On the other hand, recent Telsyte research showed declining consumer interest in subscription TV over broadband, largely due to the strength of free-to-air TV, said Fadaghi.
“However this could get re-ignited with the arrival of more competition,” he said.
Netflix vs Quickflix and Foxtel
Cranswick said Netflix could use a low price to undercut rivals in Australia. The company’s streaming-only plan in America costs US$7.99. Compare that to the recently announced Foxtel Play plan for $25 monthly or $14.99 for the lowest-tier Quickflix plan including streaming and 1 disc by post per month. Both Australian plans charge extra to stream new-release movies.
“You'd expect that when they enter the market it will be with a very compelling offer which they may do as a loss leader in price terms to gain market share very quickly,” he said. However, if content restrictions limit the amount of content on an Australian Netflix offering, the service may struggle to attract customers, he said.

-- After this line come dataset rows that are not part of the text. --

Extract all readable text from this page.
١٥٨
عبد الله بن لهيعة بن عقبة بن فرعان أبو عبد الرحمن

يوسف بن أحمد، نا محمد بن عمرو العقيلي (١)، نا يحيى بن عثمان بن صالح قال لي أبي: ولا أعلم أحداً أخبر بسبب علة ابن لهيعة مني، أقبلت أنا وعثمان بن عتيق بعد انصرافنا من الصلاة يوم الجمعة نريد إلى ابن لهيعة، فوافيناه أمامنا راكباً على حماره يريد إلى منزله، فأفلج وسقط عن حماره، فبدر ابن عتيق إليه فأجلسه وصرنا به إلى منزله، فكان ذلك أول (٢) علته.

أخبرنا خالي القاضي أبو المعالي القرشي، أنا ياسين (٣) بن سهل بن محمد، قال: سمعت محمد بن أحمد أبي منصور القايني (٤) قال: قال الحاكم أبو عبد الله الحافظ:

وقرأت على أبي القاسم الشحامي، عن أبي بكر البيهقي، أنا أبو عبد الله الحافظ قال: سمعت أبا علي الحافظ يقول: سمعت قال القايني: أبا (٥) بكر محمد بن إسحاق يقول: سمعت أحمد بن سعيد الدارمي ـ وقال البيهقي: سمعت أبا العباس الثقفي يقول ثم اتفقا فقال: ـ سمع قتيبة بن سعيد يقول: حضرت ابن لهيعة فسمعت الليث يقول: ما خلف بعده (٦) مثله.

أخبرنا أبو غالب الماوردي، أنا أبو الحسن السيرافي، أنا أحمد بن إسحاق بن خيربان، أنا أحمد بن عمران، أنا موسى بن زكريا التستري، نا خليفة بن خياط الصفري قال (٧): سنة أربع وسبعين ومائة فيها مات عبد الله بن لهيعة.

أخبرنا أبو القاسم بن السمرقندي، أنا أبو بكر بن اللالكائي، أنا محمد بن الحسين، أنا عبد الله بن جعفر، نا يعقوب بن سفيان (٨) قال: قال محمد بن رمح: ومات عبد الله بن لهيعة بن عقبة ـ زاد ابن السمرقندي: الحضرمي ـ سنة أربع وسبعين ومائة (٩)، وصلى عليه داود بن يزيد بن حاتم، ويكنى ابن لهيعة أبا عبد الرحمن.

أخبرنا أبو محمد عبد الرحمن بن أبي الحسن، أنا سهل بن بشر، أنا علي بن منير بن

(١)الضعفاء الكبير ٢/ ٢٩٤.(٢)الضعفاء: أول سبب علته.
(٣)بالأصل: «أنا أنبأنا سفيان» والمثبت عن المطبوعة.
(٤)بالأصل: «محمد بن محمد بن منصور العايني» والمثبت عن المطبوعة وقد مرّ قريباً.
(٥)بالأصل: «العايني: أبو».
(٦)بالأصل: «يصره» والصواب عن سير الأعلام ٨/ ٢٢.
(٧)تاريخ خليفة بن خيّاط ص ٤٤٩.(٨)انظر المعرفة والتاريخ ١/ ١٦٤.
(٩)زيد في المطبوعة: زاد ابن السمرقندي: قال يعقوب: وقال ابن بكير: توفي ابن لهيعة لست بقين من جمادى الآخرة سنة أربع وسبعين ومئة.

One way Netflix could quickly establish relationships in Australia might be to acquire Quickflix, which offers nearly identical services, including DVD rentals by post and video streaming. Cranswick said such a move could be easier than starting from scratch and would have the additional benefit of taking out a competitor. Also, “given the current ease of accessing debt markets, it might be a better deal financially,” he said.

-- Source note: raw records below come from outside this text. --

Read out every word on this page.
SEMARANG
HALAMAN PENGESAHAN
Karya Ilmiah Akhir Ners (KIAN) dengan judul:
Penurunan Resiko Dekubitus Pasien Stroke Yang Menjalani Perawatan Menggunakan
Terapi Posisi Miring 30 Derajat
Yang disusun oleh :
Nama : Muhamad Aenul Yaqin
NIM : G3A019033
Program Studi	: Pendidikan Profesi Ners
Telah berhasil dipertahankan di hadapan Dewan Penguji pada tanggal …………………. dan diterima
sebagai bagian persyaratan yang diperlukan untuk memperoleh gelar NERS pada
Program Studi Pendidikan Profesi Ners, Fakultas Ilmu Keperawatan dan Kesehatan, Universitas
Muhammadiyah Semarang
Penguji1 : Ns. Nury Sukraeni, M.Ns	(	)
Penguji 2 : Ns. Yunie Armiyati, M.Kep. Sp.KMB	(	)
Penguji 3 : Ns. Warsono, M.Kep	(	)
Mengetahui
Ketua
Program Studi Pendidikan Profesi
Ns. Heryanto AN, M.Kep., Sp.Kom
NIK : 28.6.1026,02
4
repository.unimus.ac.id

Quickflix didn’t respond to requests for comment, but the startup has not hidden its fear that Netflix could be a future competitor.

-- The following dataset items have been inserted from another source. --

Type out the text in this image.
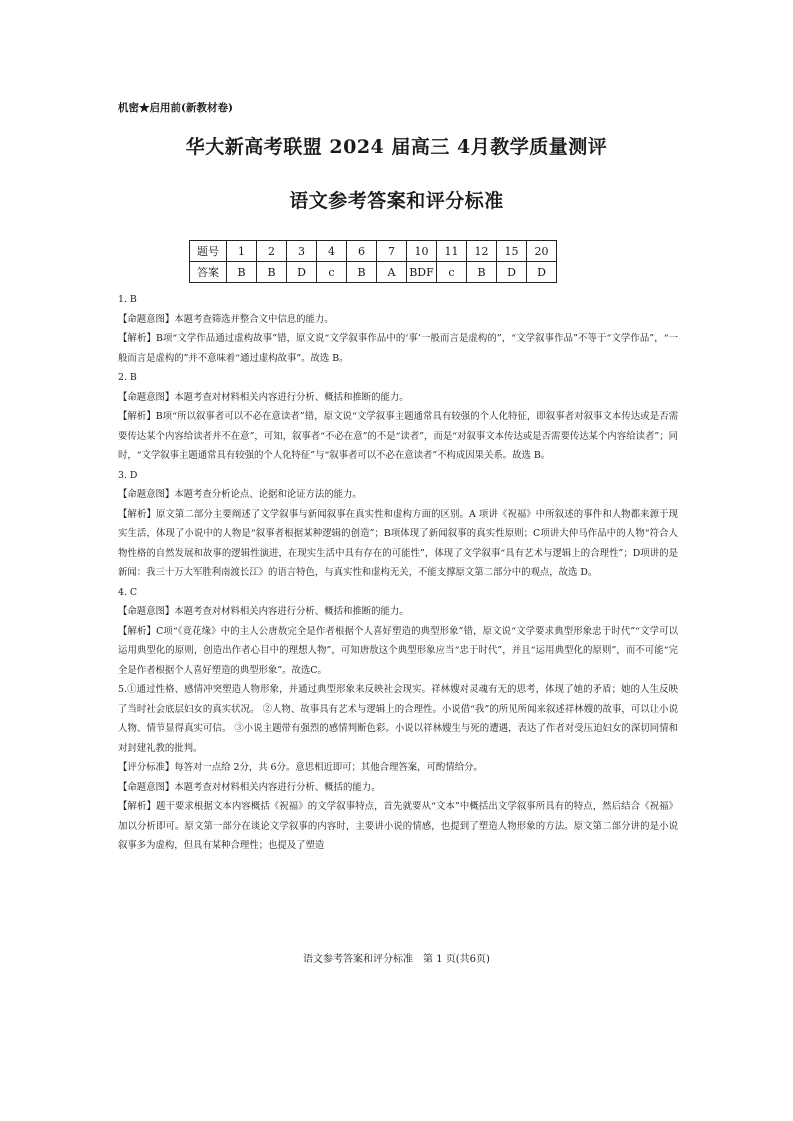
机密★启用前(新教材卷)
华大新高考联盟 2024 届高三 4月教学质量测评
语文参考答案和评分标准
题号	1	2	3	4	6	7	10	11	12	15	20
答案	B	B	D	c	B	A	BDF	c	B	D	D

1. B

【命题意图】本题考查筛选并整合文中信息的能力。

【解析】B项“文学作品通过虚构故事”错，原文说“文学叙事作品中的‘事’一般而言是虚构的”，“文学叙事作品”不等于“文学作品”，“一般而言是虚构的”并不意味着“通过虚构故事”。故选 B。

2. B

【命题意图】本题考查对材料相关内容进行分析、概括和推断的能力。

【解析】B项“所以叙事者可以不必在意读者”错，原文说“文学叙事主题通常具有较强的个人化特征，即叙事者对叙事文本传达或是否需要传达某个内容给读者并不在意”，可知，叙事者“不必在意”的不是“读者”，而是“对叙事文本传达或是否需要传达某个内容给读者”；同时，“文学叙事主题通常具有较强的个人化特征”与“叙事者可以不必在意读者”不构成因果关系。故选 B。

3. D

【命题意图】本题考查分析论点、论据和论证方法的能力。

【解析】原文第二部分主要阐述了文学叙事与新闻叙事在真实性和虚构方面的区别。A 项讲《祝福》中所叙述的事件和人物都来源于现实生活，体现了小说中的人物是“叙事者根据某种逻辑的创造”；B项体现了新闻叙事的真实性原则；C项讲大仲马作品中的人物“符合人物性格的自然发展和故事的逻辑性演进，在现实生活中具有存在的可能性”，体现了文学叙事“具有艺术与逻辑上的合理性”；D项讲的是新闻：我三十万大军胜利南渡长江》的语言特色，与真实性和虚构无关，不能支撑原文第二部分中的观点，故选 D。

4. C

【命题意图】本题考查对材料相关内容进行分析、概括和推断的能力。

【解析】C项“《竟花缘》中的主人公唐敖完全是作者根据个人喜好塑造的典型形象”错，原文说“文学要求典型形象忠于时代”“文学可以运用典型化的原则，创造出作者心目中的理想人物”，可知唐敖这个典型形象应当“忠于时代”，并且“运用典型化的原则”，而不可能“完全是作者根据个人喜好塑造的典型形象”。故选C。

5.①通过性格、感情冲突塑造人物形象，并通过典型形象来反映社会现实。祥林嫂对灵魂有无的思考，体现了她的矛盾；她的人生反映了当时社会底层妇女的真实状况。 ②人物、故事具有艺术与逻辑上的合理性。小说借“我”的所见所闻来叙述祥林嫂的故事，可以让小说人物、情节显得真实可信。 ③小说主题带有强烈的感情判断色彩。小说以祥林嫂生与死的遭遇，表达了作者对受压迫妇女的深切同情和对封建礼教的批判。

【评分标准】每答对一点给 2分，共 6分。意思相近即可；其他合理答案，可酌情给分。

【命题意图】本题考查对材料相关内容进行分析、概括的能力。

【解析】题干要求根据文本内容概括《祝福》的文学叙事特点，首先就要从“文本”中概括出文学叙事所具有的特点，然后结合《祝福》加以分析即可。原文第一部分在谈论文学叙事的内容时，主要讲小说的情感，也提到了塑造人物形象的方法。原文第二部分讲的是小说叙事多为虚构，但具有某种合理性；也提及了塑造

语文参考答案和评分标准　第 1 页(共6页)
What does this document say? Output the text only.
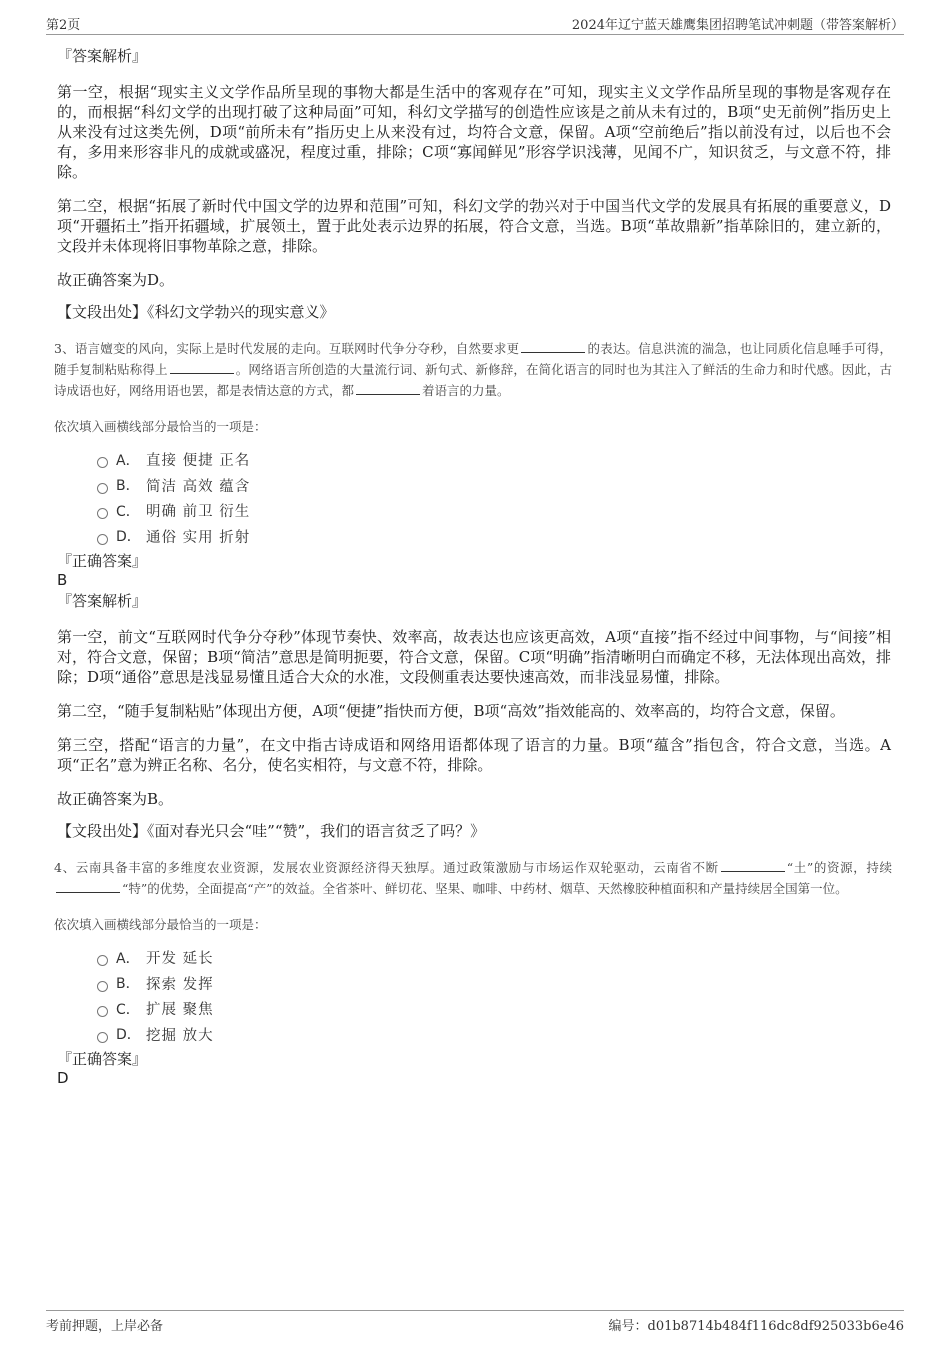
第2页	2024年辽宁蓝天雄鹰集团招聘笔试冲刺题（带答案解析）
『答案解析』

第一空，根据“现实主义文学作品所呈现的事物大都是生活中的客观存在”可知，现实主义文学作品所呈现的事物是客观存在的，而根据“科幻文学的出现打破了这种局面”可知，科幻文学描写的创造性应该是之前从未有过的，B项“史无前例”指历史上从来没有过这类先例，D项“前所未有”指历史上从来没有过，均符合文意，保留。A项“空前绝后”指以前没有过，以后也不会有，多用来形容非凡的成就或盛况，程度过重，排除；C项“寡闻鲜见”形容学识浅薄，见闻不广，知识贫乏，与文意不符，排除。

第二空，根据“拓展了新时代中国文学的边界和范围”可知，科幻文学的勃兴对于中国当代文学的发展具有拓展的重要意义，D项“开疆拓土”指开拓疆域，扩展领土，置于此处表示边界的拓展，符合文意，当选。B项“革故鼎新”指革除旧的，建立新的，文段并未体现将旧事物革除之意，排除。

故正确答案为D。

【文段出处】《科幻文学勃兴的现实意义》

3、语言嬗变的风向，实际上是时代发展的走向。互联网时代争分夺秒，自然要求更	的表达。信息洪流的湍急，也让同质化信息唾手可得，随手复制粘贴称得上	。网络语言所创造的大量流行词、新句式、新修辞，在简化语言的同时也为其注入了鲜活的生命力和时代感。因此，古诗成语也好，网络用语也罢，都是表情达意的方式，都	着语言的力量。

依次填入画横线部分最恰当的一项是：

A． 直接 便捷 正名
B． 简洁 高效 蕴含
C． 明确 前卫 衍生
D． 通俗 实用 折射
『正确答案』
B
『答案解析』

第一空，前文“互联网时代争分夺秒”体现节奏快、效率高，故表达也应该更高效，A项“直接”指不经过中间事物，与“间接”相对，符合文意，保留；B项“简洁”意思是简明扼要，符合文意，保留。C项“明确”指清晰明白而确定不移，无法体现出高效，排除；D项“通俗”意思是浅显易懂且适合大众的水准，文段侧重表达要快速高效，而非浅显易懂，排除。

第二空，“随手复制粘贴”体现出方便，A项“便捷”指快而方便，B项“高效”指效能高的、效率高的，均符合文意，保留。

第三空，搭配“语言的力量”，在文中指古诗成语和网络用语都体现了语言的力量。B项“蕴含”指包含，符合文意，当选。A项“正名”意为辨正名称、名分，使名实相符，与文意不符，排除。

故正确答案为B。

【文段出处】《面对春光只会“哇”“赞”，我们的语言贫乏了吗？》

4、云南具备丰富的多维度农业资源，发展农业资源经济得天独厚。通过政策激励与市场运作双轮驱动，云南省不断	“土”的资源，持续“特”的优势，全面提高“产”的效益。全省茶叶、鲜切花、坚果、咖啡、中药材、烟草、天然橡胶种植面积和产量持续居全国第一位。

依次填入画横线部分最恰当的一项是：

A． 开发 延长
B． 探索 发挥
C． 扩展 聚焦
D． 挖掘 放大
『正确答案』
D
考前押题，上岸必备	编号：d01b8714b484f116dc8df925033b6e46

“We’re trying to move as fast as we can because we’re scared of these other big competitors and we’re scared of people like [the US company] Netflix … who might be coming to Australia,” Quickflix chief innovation officer, Tim Parsons, said at last year’s CeBIT Future of Payments conference.
“We want to make sure that when they turn up they realise we’re in all the key devices in the premium positions—contractually agreed with those device manufacturers—and have all the different pieces in place like PCI compliance … so they say, ‘That’s not really worth it.’”
Meanwhile, Australia’s top cable provider Foxtel has been steadily rolling out IPTV services that—like Netflix—work on any device. Foxtel Play, a new $25 monthly subscription service available this month, lets customers stream TV shows and movies across the TV, game consoles, tablets, PCs and other devices with no lock-in contract.
Foxtel, which declined to comment for this article, has also signed a deal with Netflix to air and stream House of Cards, a drama series produced by Netflix for its own subscription service.
“If the incumbents stifle Netflix's ambitions here, [Netflix] may take another view,” said Cranswick. “US media companies tend to expect high success rates early on with international markets and if that doesn't transpire they exit.”
Netflix could ultimately find that its biggest competitor in Australia is itself, added Cranswick. Australians are currently using proxies and other methods to bypass geographic restrictions and view Netflix content. If the US offer still provides better content or price, a local Netflix offer may not be as attractive, he said.
Netflix didn’t respond to a request for comment.